Ludwig è un film difficile, che richiede per essere compreso, io credo, certe esperienze di vita. La prima volta che lo vidi, a sedici anni, in un cinema troppo affollato, lo trovai insopportabilmente tedioso.

Se lo si comprende non si può fare a meno di amarlo. E d’altronde c’è una sorta di linea di congiunzione tra il carattere del re di Baviera e quello del Noodles di C’era una volta in America.

Credo così di aver spiegato, per chi fosse curioso, il motivo per cui il blog si chiama Ludwig.

Il riferimento al re di Baviera nella lettura che ne dà Visconti è quello da cui sono partito (a parte qualche somiglianza tra il suo nome e il mio).

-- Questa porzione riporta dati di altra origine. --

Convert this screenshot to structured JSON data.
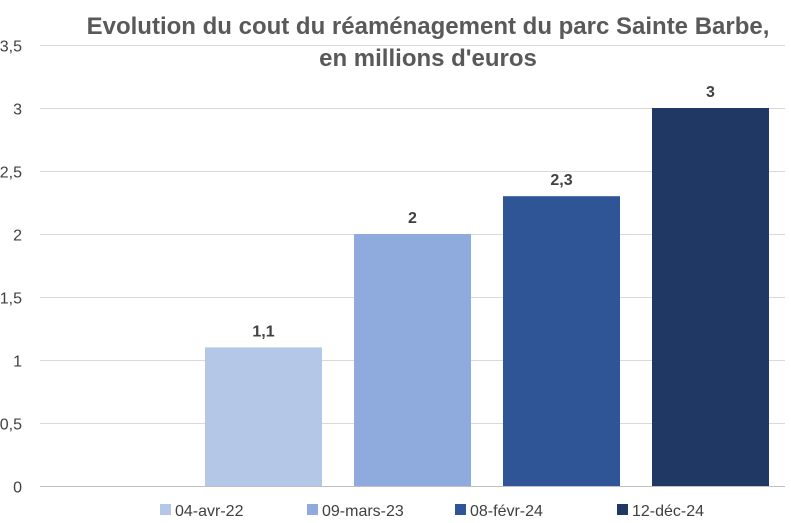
{
  "chart_data": {
    "type": "bar",
    "title_lines": [
      "Evolution du cout du réaménagement du parc Sainte Barbe,",
      "en millions d'euros"
    ],
    "categories": [
      "04-avr-22",
      "09-mars-23",
      "08-févr-24",
      "12-déc-24"
    ],
    "values": [
      1.1,
      2,
      2.3,
      3
    ],
    "data_labels": [
      "1,1",
      "2",
      "2,3",
      "3"
    ],
    "colors": [
      "#b4c7e7",
      "#8faadc",
      "#2f5597",
      "#203864"
    ],
    "ylim": [
      0,
      3.5
    ],
    "yticks": [
      0,
      0.5,
      1,
      1.5,
      2,
      2.5,
      3,
      3.5
    ],
    "ytick_labels": [
      "0",
      "0,5",
      "1",
      "1,5",
      "2",
      "2,5",
      "3",
      "3,5"
    ],
    "grid": true,
    "legend_position": "bottom",
    "x_axis_labels_shown": false
  }
}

Di Ludwig ho condiviso l’idealismo, la volontà di perseguire con tutte le mie forze dei programmi che includessero la bellezza e l’utopia, qualche volta anche i fallimenti.

Persino la passione per una donna straordinariamente somigliante alla Sissi di Ludwig e alla sua interprete Romy Schneider.

Se Ludwig avesse potuto scegliere una squadra per cui tenere credo che si sarebbe orientato sulla Fiorentina, che questi elementi, l’idealismo, la bellezza, il difficile equilibrio tra sogni e realtà compendia in sé.

La stagione che incombe, piena di dubbi come di aspettative, ci mette di fronte, come sempre, a questi temi.